Rien de spécial
Le blog de Régis

Petite page de vérité sur la Banque de France

Challenge, Capital, Le nouvel Obs, etc. Beaucoup de magazines peu sérieux font leur une sur les « privilèges » des agents de la Banque de France.

Et ça commence à m’agacer parce que je travaille à la Banque et que les privilèges, je n’en vois pas un seul. Ce qui me fait écrire ce soir, c’est un article de « Contribuables Associés », qui a préféré censurer mon commentaire — parce qu’il rétablissait la vérité?. Je publie donc ici ce que j’écrivais là-bas, histoire de faire apparaître la réalité.

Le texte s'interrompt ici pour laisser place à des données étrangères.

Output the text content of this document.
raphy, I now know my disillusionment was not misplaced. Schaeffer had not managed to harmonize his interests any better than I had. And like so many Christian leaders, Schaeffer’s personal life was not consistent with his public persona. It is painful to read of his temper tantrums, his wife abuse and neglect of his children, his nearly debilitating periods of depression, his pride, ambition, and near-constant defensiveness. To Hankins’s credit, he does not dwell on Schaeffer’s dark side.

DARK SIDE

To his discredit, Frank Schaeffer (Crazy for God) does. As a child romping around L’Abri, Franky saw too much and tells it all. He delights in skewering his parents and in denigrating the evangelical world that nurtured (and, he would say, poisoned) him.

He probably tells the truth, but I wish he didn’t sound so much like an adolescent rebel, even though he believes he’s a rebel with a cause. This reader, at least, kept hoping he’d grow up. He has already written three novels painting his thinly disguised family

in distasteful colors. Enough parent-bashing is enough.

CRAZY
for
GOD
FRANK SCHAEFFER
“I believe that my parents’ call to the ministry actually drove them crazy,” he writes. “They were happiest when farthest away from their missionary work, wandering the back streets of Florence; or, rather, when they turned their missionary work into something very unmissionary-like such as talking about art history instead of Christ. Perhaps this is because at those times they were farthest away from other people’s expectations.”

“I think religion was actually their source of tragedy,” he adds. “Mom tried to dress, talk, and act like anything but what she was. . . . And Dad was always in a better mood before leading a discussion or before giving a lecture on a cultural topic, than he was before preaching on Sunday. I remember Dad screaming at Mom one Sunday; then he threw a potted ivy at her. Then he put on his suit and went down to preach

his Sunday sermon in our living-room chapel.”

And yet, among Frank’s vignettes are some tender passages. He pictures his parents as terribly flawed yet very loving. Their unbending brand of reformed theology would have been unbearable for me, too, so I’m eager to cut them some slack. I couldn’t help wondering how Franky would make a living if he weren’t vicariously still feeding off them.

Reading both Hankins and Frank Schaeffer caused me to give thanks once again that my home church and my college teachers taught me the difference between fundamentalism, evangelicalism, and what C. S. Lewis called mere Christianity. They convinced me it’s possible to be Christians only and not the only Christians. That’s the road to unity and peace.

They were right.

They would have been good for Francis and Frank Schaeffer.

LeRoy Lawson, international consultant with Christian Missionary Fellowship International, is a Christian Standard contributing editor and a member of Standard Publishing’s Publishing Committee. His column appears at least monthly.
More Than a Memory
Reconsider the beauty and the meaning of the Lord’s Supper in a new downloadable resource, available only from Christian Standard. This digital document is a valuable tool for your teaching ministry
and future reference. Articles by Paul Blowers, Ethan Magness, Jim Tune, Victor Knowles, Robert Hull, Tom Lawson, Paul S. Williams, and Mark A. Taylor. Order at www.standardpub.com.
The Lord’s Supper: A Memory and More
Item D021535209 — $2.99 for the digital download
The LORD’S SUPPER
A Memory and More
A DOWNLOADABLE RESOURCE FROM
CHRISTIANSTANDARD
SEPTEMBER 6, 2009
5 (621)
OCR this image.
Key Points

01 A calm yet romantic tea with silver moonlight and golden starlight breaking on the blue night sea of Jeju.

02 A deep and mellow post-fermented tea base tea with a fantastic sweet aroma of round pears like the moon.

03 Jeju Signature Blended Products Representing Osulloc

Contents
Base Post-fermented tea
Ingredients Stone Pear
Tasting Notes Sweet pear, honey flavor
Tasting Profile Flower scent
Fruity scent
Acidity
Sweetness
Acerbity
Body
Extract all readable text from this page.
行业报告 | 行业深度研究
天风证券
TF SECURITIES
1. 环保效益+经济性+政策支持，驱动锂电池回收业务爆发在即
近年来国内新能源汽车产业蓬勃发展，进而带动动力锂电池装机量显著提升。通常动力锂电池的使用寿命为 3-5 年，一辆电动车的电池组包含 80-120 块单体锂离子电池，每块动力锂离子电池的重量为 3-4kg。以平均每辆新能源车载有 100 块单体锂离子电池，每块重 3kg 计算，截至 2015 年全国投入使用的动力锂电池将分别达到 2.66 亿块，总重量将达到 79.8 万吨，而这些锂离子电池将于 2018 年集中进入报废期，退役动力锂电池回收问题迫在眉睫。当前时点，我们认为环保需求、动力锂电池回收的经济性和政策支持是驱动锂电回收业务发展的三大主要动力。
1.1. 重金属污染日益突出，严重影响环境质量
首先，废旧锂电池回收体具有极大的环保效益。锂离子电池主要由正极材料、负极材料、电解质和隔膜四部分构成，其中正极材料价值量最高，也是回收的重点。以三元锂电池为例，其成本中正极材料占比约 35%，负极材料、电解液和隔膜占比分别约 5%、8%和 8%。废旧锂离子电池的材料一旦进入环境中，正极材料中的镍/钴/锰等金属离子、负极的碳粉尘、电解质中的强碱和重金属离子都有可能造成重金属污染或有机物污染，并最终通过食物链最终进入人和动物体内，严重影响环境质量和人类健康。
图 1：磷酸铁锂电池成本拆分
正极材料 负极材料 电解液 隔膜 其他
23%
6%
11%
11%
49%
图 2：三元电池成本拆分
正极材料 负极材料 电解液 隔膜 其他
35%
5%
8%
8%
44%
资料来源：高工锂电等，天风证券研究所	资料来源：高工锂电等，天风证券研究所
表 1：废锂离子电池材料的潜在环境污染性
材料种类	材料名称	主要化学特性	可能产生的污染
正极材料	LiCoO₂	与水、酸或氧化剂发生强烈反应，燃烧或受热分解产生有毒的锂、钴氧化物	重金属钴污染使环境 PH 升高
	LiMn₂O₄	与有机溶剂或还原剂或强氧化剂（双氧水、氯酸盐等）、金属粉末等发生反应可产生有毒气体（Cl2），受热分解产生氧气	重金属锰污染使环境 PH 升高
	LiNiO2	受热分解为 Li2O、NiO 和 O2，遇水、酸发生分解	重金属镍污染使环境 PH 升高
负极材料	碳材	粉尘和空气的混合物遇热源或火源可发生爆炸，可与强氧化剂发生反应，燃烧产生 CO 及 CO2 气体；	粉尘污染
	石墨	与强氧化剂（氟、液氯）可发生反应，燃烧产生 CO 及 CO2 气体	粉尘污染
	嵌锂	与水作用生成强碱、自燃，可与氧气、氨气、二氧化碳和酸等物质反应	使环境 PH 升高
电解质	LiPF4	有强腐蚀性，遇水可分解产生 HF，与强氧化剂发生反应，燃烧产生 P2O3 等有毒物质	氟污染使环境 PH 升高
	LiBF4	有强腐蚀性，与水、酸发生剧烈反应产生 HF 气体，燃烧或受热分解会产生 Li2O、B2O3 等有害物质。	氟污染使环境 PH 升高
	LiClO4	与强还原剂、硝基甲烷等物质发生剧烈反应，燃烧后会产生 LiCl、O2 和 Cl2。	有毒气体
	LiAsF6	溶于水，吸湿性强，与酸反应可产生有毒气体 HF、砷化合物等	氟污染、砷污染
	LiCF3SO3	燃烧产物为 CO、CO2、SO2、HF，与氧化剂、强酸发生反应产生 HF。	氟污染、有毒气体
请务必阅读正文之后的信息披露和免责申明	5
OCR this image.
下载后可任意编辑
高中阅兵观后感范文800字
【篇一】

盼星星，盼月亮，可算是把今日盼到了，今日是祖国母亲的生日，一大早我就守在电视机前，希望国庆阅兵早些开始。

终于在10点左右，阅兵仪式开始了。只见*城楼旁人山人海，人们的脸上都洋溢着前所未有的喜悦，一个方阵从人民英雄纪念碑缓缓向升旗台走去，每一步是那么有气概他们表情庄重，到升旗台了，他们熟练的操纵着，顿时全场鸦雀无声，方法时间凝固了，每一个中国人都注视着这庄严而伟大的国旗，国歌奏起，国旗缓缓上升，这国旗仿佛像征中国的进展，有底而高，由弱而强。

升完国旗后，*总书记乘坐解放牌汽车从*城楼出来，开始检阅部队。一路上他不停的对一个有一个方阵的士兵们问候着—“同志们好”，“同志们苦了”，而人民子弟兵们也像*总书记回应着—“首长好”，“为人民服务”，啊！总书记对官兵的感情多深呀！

Bercy espérait adosser le régime de retraite des agents de la banque au régime général, géré par la CNAV, ce qui lui aurait permis de récupérer au passage une soulte bien venue pour soulager les finances publiques.

La Banque de France a un régime de retraite spécifique. Il s’agit d’un régime par capitalisation, les prélèvements sur les salaires sont placés par la Banque et les revenus du capital sont versés sous forme de pension. C’est assez unique en France.

En tout cas, le gouvernement souhaitait effectivement mettre la main sur ce pactole. Mais cela lui pose de gros problèmes juridiques. La manne appartient en effet aux agents, pas à la Banque et encore moins à l’État. La solution la plus simple pour le gouvernement était donc de laisser tomber. Et pour permettre la pérennité du système, celui-ci a dû être aménagé (augmentation de la durée de cotisation, principalement). La direction de la Banque et les syndicats ont signé un accord (à l’exception dans un premier temps de la CGT, mais c’est leur fond de commerce de ne pas être d’accord) qui stipule un alignement sur le régime des fonctionnaires (Le Monde).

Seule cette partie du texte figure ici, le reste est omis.